Trump spricht von "einer ganz normalen Verhandlungsform"
Trump selbst sagte am Dienstag zu Reportern, er habe die Aufzeichnung des Gesprächs nicht gehört. Er sprach aber von einer "ganz normalen Verhandlungsform".
Auf die Frage, ob er besorgt sei, dass Witkoff zu russlandfreundlich sei, ging Trump stattdessen auf die Opfer des Krieges ein. "Sehen Sie, dieser Krieg könnte noch Jahre andauern und Russland hat deutlich mehr Menschen, deutlich mehr Soldaten. Daher denke ich, wenn die Ukraine einen Deal machen kann, ist das eine gute Sache", fuhr Trump fort. "Ich denke, es ist großartig für beide Seiten."
"So nah wie möglich an unserer Version"
"Bloomberg" berichtete derweil auch über ein Gespräch zwischen Uschakow und dem Kreml-Wirtschaftsgesandten Kirill Dmitrijew, der stark in die Gespräche mit US-Vertretern involviert ist. Das Gespräch fand dem Bericht zufolge am 29. Oktober statt.
"Ich denke, wir werden dieses Papier über unsere Position erstellen, und ich werde es informell in Umlauf bringen", sagte Dmitrijew demnach. "Ich glaube nicht, dass sie unsere Version genau so übernehmen werden, aber zumindest wird es so nah wie möglich daran sein", fuhr er fort, offenbar in Anspielung auf US-Vertreter.

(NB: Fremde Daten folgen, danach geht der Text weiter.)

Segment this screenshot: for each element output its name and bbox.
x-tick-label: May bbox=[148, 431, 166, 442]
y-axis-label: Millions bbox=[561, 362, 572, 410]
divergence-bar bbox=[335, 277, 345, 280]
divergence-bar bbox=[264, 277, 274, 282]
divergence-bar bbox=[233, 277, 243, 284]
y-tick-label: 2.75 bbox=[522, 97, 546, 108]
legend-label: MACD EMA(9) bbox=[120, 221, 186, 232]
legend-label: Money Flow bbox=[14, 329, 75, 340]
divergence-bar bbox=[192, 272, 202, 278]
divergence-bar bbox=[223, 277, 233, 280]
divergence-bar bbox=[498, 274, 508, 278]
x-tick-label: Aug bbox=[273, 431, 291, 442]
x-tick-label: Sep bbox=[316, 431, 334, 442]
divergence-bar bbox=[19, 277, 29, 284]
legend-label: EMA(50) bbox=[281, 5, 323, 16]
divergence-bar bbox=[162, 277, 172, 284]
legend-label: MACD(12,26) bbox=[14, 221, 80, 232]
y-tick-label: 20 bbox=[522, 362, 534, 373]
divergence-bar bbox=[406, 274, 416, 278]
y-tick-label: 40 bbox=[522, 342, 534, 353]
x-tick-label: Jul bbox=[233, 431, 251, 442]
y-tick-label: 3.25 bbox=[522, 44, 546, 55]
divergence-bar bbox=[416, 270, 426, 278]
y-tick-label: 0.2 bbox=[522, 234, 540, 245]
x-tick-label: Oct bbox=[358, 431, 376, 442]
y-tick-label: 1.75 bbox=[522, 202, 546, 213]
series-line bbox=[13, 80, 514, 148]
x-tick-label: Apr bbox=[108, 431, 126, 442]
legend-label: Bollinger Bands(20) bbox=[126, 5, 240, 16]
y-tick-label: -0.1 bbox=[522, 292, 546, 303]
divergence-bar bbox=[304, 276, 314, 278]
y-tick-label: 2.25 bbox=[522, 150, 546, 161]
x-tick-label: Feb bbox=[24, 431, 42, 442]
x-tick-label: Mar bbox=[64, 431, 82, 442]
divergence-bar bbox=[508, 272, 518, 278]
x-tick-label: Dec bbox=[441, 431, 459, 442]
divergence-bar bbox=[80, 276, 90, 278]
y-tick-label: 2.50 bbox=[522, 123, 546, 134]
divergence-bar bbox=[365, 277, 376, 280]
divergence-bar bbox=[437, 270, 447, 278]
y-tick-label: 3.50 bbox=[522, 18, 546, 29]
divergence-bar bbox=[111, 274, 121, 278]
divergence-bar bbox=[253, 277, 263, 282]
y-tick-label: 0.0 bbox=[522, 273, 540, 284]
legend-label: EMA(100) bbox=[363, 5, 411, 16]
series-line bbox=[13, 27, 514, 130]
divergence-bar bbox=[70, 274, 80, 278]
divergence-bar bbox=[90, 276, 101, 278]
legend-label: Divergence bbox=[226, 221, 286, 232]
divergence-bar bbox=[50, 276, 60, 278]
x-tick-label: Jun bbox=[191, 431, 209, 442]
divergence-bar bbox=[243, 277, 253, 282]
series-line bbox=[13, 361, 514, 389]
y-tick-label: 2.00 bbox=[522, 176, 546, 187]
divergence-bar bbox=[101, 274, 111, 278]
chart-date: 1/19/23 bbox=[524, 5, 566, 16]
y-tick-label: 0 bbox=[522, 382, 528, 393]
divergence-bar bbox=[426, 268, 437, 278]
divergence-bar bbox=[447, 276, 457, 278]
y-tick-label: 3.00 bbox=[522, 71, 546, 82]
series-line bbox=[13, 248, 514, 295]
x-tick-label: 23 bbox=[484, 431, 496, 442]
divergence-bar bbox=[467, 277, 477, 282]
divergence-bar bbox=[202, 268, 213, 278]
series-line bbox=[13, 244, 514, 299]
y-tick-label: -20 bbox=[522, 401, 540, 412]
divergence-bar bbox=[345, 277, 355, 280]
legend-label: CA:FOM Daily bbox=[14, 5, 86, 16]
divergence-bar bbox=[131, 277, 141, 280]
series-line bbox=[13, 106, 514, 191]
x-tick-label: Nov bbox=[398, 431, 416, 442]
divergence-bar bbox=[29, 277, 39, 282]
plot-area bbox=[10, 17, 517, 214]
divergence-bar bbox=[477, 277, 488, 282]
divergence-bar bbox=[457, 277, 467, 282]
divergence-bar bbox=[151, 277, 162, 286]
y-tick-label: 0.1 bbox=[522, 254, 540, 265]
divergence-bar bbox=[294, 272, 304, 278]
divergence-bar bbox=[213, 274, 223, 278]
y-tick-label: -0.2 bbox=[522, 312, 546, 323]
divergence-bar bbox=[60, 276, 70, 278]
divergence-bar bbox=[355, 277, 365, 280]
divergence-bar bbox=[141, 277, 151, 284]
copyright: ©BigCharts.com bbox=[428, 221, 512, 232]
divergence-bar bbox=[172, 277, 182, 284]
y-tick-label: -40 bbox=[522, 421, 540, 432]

Witkoff reist zu Putin, um "einige strittige Punkte" zu besprechen
Tatsächlich soll sich Dmitrijew laut mehreren Medienberichten in Miami mit Witkoff und Trumps Schwiegersohn Jared Kushner getroffen haben, um den 28-Punkte-Plan zu übergeben.
Dieser wurde mittlerweile durch einen Vorschlag ersetzt, der die Interessen der Ukraine stärker berücksichtigt. Trump erklärte am Dienstag, er habe Witkoff gebeten, nach Moskau zu reisen, um mit Putin "einige strittige Punkte" zu besprechen.